ひきこもりから社会につながる方法・過程は、いろいろな方法があります。ひきこもっている本人の状態により、また家族などの周囲の環境条件によりどれがいちばん適合するかをさぐります。初めから答えがあるのではなく、本人の状態を見ながら探し加工し、適合できる状態にします。
この探す過程、自分で行きその場に入ること自体が一つの実際の体験です。出来そうなこと見つけて試してみる。初めから上手くいくことは少ない。うまくいかないことや失敗も欠かせない貴重な経験です。しかし無理をしてはゼロまたはゼロ以前に戻ります。状態にあったできそうなことを重ねる。大事なことは完成した方法を当てはめることではなく、本人の状態に合わせて加工すること、カスタマイズ(自分仕様)することです。
現在、社会的にできつつある状況は、このひきこもり状態に適合しそうな条件が少しずつ整ってきたことです。学者や行政職による机上の理想的なプランではなく、ひきこもり当事者と接触点を持つ人たちがその条件に即してつくる地道なものです。
(1)上にあげたのはRe:Homeアカデミーと産業廃棄物中間処理施設および不登校情報センターの居場所ワークは、居場所的な要素を持つゆるい対人関係・就業体験のできる場です。

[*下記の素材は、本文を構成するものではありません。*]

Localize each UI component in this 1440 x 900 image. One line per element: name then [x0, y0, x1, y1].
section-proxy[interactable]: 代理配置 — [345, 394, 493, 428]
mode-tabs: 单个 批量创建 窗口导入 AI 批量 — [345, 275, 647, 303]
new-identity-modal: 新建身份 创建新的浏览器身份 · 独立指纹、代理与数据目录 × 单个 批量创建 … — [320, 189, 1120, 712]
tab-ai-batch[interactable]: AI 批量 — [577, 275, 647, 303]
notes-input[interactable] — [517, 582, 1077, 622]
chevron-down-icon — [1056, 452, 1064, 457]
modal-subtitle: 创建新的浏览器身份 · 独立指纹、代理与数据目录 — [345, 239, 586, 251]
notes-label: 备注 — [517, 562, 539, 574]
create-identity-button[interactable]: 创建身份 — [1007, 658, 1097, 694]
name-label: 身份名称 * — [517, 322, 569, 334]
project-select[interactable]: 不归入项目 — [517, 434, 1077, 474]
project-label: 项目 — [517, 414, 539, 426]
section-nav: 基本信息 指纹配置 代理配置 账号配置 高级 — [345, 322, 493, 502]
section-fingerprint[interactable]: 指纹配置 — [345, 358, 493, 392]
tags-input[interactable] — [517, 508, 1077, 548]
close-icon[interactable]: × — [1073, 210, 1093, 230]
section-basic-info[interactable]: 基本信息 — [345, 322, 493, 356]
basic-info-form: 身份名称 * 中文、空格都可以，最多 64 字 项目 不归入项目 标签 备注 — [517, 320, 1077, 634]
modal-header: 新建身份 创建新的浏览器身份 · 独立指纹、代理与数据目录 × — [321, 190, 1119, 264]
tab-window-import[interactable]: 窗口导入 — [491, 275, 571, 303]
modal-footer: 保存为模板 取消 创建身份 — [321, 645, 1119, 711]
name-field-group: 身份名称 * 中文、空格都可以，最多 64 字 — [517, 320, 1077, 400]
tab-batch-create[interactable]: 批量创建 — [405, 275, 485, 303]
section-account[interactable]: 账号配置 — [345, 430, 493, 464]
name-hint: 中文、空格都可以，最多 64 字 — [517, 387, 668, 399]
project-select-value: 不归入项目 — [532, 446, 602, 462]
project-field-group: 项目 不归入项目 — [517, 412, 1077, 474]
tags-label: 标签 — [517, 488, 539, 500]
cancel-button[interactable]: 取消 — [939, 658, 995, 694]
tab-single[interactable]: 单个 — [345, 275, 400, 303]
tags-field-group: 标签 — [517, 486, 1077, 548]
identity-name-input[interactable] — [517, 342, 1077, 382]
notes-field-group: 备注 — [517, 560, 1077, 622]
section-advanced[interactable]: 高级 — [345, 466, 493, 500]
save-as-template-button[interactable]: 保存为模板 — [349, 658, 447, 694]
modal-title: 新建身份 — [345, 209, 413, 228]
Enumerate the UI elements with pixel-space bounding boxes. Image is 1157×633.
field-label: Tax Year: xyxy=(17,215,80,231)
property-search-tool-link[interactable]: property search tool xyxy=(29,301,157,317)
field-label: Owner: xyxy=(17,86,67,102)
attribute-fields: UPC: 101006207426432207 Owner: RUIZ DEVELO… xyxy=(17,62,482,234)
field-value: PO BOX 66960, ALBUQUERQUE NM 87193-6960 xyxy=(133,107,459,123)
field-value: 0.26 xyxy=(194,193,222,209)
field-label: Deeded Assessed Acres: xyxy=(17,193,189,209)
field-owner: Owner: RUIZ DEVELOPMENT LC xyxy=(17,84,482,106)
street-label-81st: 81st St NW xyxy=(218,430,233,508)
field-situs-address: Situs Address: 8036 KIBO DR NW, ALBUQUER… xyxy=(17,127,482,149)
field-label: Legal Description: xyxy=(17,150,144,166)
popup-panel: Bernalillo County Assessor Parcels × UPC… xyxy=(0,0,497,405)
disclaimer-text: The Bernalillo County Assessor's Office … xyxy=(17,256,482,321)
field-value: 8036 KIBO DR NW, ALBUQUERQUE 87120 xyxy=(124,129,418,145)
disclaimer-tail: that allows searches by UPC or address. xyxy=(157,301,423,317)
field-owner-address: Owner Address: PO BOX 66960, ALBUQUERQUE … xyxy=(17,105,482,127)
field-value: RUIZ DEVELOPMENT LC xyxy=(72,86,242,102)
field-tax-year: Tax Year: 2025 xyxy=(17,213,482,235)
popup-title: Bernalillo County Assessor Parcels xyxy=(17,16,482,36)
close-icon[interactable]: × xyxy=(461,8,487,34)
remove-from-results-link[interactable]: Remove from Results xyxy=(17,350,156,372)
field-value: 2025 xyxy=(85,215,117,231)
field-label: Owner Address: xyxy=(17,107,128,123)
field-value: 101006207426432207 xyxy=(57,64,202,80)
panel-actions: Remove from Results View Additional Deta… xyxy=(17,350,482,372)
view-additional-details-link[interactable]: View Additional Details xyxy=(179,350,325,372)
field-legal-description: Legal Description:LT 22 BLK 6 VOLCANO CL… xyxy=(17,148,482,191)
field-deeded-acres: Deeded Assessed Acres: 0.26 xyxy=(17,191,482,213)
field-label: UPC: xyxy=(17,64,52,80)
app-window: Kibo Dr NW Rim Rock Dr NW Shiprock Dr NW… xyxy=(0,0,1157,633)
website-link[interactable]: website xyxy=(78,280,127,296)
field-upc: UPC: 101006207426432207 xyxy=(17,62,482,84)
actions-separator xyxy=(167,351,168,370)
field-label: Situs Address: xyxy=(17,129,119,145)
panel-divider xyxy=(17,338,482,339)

(2)初歩的な対応レベルでは訪問が必要です。初歩的というのは容易ということではなく、この場合は難しい面があります。その訪問・同行活動の取り組みは遅れています。KHJ親の会でピアサポートをすすめようとしています。トカネットの訪問活動は不登校から高年齢の人を対象にしたものに広げています。一部の社会福祉協議会などの取り組みがあります。
しかし訪問活動のこれらの動きは局地的・限定的で大きくは広がっていません。支援者は家族とともに本人状態にあったアプローチの仕方を考え工夫しなくてはなりません。
(3)当事者が集まる居場所づくりには大きな動きができました。フューチャーセッション庵に代表されます。当事者中心の居場所が広がっています。一般の支援者が関わり、ひきこもり経験者の気分・状態にあった方法を追求しています。
(4)長い視点で見れば、20年前、10年前よりは引きこもり経験者が動きやすい社会的条件「居場所的な要素を持つゆるい対人関係・就業体験のできる場」が出来つつあります。それでも大部分の真性ひきこもり状態の人にはまだ動きづらい社会的な条件のままです。この点を理解しておくことです。

手伝いから始める就労支援の場

群馬県高崎市で「Re:Homeアカデミー」を始めた岩崎武栄さんから連絡をいただきました。
「Re:Homeアカデミー」は、「自ら賃金を(バイト代程度ですが)稼ぎ、人の役に立つ喜びを体験させるため、地域の人たちの困りごとを助けるささえあい活動」をするところす。受講者は手伝いの形でかかわります。例示されている手伝いには買い物同行や荷物運び、庭木の手入れ、片付け・掃除・ゴミ出し、話し相手、料理・お菓子づくり、大工・水道・塗装など、です。
アルバイト程度の収入を得られる点では職業訓練よりも先に進んでいます。しかし、内容にはあいさつやコミュニケーションから始める対人関係や社会性訓練のようなことが含まれます。
ひきこもりやニートにとっては、職業上の技術訓練と並んでこのような場は有効です。